An irresistible magnet for climbers (and aspiring climbers) from around the world, Aconcagua also draws casual visitors in private motor vehicles and tour buses, as well as day-hikers and long-distance trekkers, to enjoy the big-sky views of the Andean high country.
Of the world’s highest summits, Aconcagua probably draws the most climbers because the main route requires no technical expertise—simply good conditioning (and willingness to acknowledge physical limitations), suitable equipment, and the readiness to recognize when conditions become dangerous. The extreme and changeable weather, in particular, has claimed the lives of even experienced mountaineers: over 100 have died on the mountain, and there are fatalities almost every year, including five in the 2008–2009 season.

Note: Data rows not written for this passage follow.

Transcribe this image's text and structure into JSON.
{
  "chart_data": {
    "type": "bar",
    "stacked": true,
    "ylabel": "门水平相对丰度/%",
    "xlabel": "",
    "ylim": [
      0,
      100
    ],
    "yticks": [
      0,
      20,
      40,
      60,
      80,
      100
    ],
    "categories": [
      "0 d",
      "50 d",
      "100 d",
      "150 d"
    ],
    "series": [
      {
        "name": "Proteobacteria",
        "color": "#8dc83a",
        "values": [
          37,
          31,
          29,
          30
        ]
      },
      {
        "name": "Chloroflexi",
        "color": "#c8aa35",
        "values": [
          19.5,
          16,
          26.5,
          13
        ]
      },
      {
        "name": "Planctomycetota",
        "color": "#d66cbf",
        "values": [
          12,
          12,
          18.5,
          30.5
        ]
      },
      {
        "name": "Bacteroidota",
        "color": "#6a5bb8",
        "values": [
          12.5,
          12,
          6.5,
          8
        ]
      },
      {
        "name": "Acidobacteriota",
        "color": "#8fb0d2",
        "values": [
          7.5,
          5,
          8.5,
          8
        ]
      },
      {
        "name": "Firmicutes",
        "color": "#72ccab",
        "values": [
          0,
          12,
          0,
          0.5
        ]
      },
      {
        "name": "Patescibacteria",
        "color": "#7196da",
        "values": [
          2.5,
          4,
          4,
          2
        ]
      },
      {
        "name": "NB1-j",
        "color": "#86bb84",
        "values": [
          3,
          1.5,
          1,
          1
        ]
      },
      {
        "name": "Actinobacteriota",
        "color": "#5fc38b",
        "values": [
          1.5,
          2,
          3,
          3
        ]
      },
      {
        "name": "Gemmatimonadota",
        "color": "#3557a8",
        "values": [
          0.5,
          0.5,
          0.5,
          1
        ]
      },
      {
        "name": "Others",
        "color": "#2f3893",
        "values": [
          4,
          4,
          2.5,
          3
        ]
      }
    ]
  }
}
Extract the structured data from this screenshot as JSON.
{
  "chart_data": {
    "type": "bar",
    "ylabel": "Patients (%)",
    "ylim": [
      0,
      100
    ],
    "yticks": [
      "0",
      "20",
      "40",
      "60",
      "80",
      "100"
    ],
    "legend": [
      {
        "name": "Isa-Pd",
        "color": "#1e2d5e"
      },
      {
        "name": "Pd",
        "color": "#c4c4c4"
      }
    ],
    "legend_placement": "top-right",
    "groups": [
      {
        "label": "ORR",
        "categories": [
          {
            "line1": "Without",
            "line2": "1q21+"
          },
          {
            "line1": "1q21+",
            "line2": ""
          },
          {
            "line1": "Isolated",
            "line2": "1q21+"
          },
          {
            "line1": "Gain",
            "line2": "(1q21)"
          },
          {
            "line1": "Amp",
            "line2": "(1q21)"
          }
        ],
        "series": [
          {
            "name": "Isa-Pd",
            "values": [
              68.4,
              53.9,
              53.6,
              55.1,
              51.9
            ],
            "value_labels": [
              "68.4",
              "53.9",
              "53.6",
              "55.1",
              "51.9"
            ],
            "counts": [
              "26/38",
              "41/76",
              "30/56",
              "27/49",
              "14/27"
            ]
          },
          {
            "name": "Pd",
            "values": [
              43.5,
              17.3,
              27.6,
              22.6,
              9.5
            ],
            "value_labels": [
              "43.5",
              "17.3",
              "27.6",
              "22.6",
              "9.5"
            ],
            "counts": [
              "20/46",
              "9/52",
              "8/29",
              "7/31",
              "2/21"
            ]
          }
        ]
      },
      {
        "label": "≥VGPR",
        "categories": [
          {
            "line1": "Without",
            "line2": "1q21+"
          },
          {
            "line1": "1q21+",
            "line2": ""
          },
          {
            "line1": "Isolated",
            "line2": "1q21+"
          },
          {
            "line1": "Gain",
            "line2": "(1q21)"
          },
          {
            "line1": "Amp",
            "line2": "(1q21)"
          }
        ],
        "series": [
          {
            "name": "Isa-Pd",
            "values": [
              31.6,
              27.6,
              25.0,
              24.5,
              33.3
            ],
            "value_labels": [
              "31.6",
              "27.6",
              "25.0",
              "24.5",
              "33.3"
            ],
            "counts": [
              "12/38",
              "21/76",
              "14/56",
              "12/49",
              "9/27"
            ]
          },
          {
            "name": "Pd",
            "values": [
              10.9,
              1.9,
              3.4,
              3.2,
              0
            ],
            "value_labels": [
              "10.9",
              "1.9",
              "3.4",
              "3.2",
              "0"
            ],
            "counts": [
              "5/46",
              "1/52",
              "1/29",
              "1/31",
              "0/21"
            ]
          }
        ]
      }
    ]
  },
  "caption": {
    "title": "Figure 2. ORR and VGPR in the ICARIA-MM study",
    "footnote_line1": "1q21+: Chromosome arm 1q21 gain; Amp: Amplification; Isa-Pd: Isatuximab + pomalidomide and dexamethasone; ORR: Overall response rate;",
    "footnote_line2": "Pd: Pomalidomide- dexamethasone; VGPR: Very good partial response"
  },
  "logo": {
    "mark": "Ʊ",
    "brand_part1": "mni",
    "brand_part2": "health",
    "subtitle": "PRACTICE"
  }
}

In 1897, Swiss climber Matthias Zurbriggen made Aconcagua’s first confirmed ascent, but the 1985 discovery of an Inka mummy on the southwest face, at an altitude of 5,300 meters, demonstrated that pre-Columbian civilizations explored the wild high country of the central Andes. There is disagreement over the etymology of aconcagua—some claim the word comes from the Quechua language, and others from the Mapuche—but everyone recognizes its indigenous genesis. Geologically, the mountain consists of uplifted marine sediments covered by volcanic andesite.